Interlake didn’t waste any time in its hiring of a new football coach to replace the departed Jason Rimkus, who is now the head man at Redmond after four years with the Saints.
Athletic director Art Kuehn announced David Myers, most recently at Garfield, will be the new coach in 2013 and he hopes for many years beyond.
“I think he will do a great job,” Kuehn said. “I’m just excited to have him here.”
Myers was pushed into the head coaching role for the Bulldogs during the 2011 season after then-head coach Kelvin Goliday was suspended after pulling his team off the field during the season-opening game against Lake Washington. Goliday was in his first year and eventually had his position terminated, leaving Myers to lead the program, which he did for the past two seasons.
“Anyone who is pushed into that situation and handled it the way he did, it said a lot about his character and his ability to deal with people,” Kuehn said. “He fits right in with the Interlake population and will really embrace it.”

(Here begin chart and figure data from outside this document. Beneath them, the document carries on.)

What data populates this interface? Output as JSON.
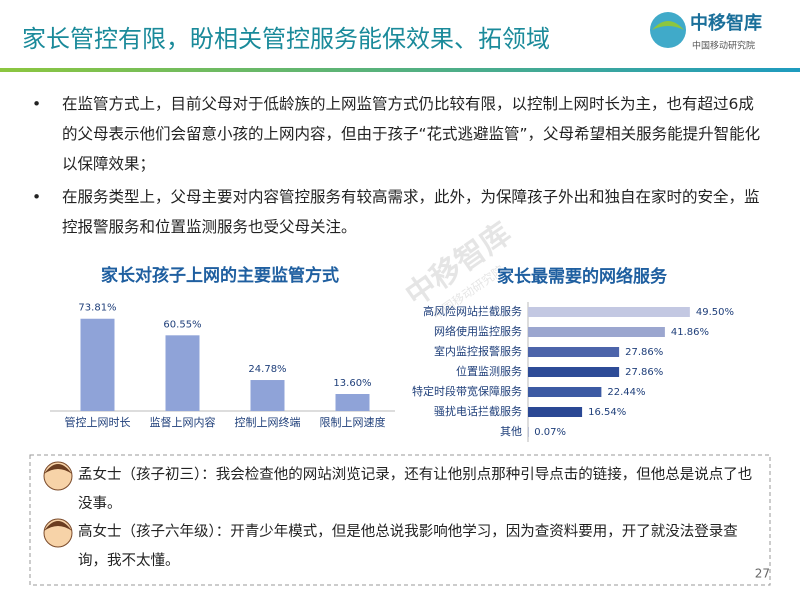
{
  "header": {
    "title": "家长管控有限，盼相关管控服务能保效果、拓领域",
    "logo": "中移智库",
    "logo_sub": "中国移动研究院"
  },
  "bullets": [
    "在监管方式上，目前父母对于低龄族的上网监管方式仍比较有限，以控制上网时长为主，也有超过6成的父母表示他们会留意小孩的上网内容，但由于孩子“花式逃避监管”，父母希望相关服务能提升智能化以保障效果；",
    "在服务类型上，父母主要对内容管控服务有较高需求，此外，为保障孩子外出和独自在家时的安全，监控报警服务和位置监测服务也受父母关注。"
  ],
  "chart_data": [
    {
      "type": "bar",
      "title": "家长对孩子上网的主要监管方式",
      "categories": [
        "管控上网时长",
        "监督上网内容",
        "控制上网终端",
        "限制上网速度"
      ],
      "values": [
        73.81,
        60.55,
        24.78,
        13.6
      ],
      "value_labels": [
        "73.81%",
        "60.55%",
        "24.78%",
        "13.60%"
      ],
      "color": "#8fa3d8"
    },
    {
      "type": "barh",
      "title": "家长最需要的网络服务",
      "categories": [
        "高风险网站拦截服务",
        "网络使用监控服务",
        "室内监控报警服务",
        "位置监测服务",
        "特定时段带宽保障服务",
        "骚扰电话拦截服务",
        "其他"
      ],
      "values": [
        49.5,
        41.86,
        27.86,
        27.86,
        22.44,
        16.54,
        0.07
      ],
      "value_labels": [
        "49.50%",
        "41.86%",
        "27.86%",
        "27.86%",
        "22.44%",
        "16.54%",
        "0.07%"
      ],
      "colors": [
        "#c3c8e2",
        "#9ba6cf",
        "#4c64aa",
        "#2d4b97",
        "#3c5aa3",
        "#2a4894",
        "#2a4894"
      ]
    }
  ],
  "quotes": [
    "孟女士（孩子初三）：我会检查他的网站浏览记录，还有让他别点那种引导点击的链接，但他总是说点了也没事。",
    "高女士（孩子六年级）：开青少年模式，但是他总说我影响他学习，因为查资料要用，开了就没法登录查询，我不太懂。"
  ],
  "page_number": "27"
}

It wasn’t the first time Myers faced a unique staffing situation.
A local product, Myers played quarterback for Roosevelt as a prep before spending time at Menlo College in California playing basketball and football. A transfer took him to the University of Puget Sound in Tacoma, a Division III school where he did not play but instead began a coaching career with an inauspicious beginning.
The staff Myers joined at Lincoln High School was set for the fall, with him as a coach on the freshmen team staff, when a sudden resignation left only he and one other coach for the fast-approaching fall.
“Me and the other guy were sitting in a room,” Myers recalled. “He goes, ‘Well, I guess you have the offense and I have the defense.”
The staff was eventually solidified, with Myers playing a prominent role as the offensive coordinator, and the Abes made the playoffs that year and the next. Myers, a special education teacher, also spent time at Foster before landing at Garfield and now, as the next head coach for an Interlake program hoping to revitalize itself after moving back to Class 3A last year.
With a knowledge of the conference that spans back to his own playing days, Myers was anything but uncertain of the most important factor in building a KingCo title contender.
“Weight room is always number one in this league,” he said. “You have a lot of teams where this is a full-time deal for them. If you don’t lift weights, it is really easy to get physically outmatched.”
Interlake is also the only high school on the Greater Eastside that shares a youth feeder program, the Bellevue Bears, some of which will become Sammamish Totems by natural district boundaries and Myers said he hopes to build some connections to that group as well.
The new and former Interlake coaches will get a first-hand look at one another when the Saints meet Redmond and coach Jason Rimkus in a non-conference game early in the year, and Myers knows what he wants the on-field product to look like when the fall rolls around.
“I want them to know they can compete with anybody,” he said. “If we do things in the offseason, results start taking care of themselves.”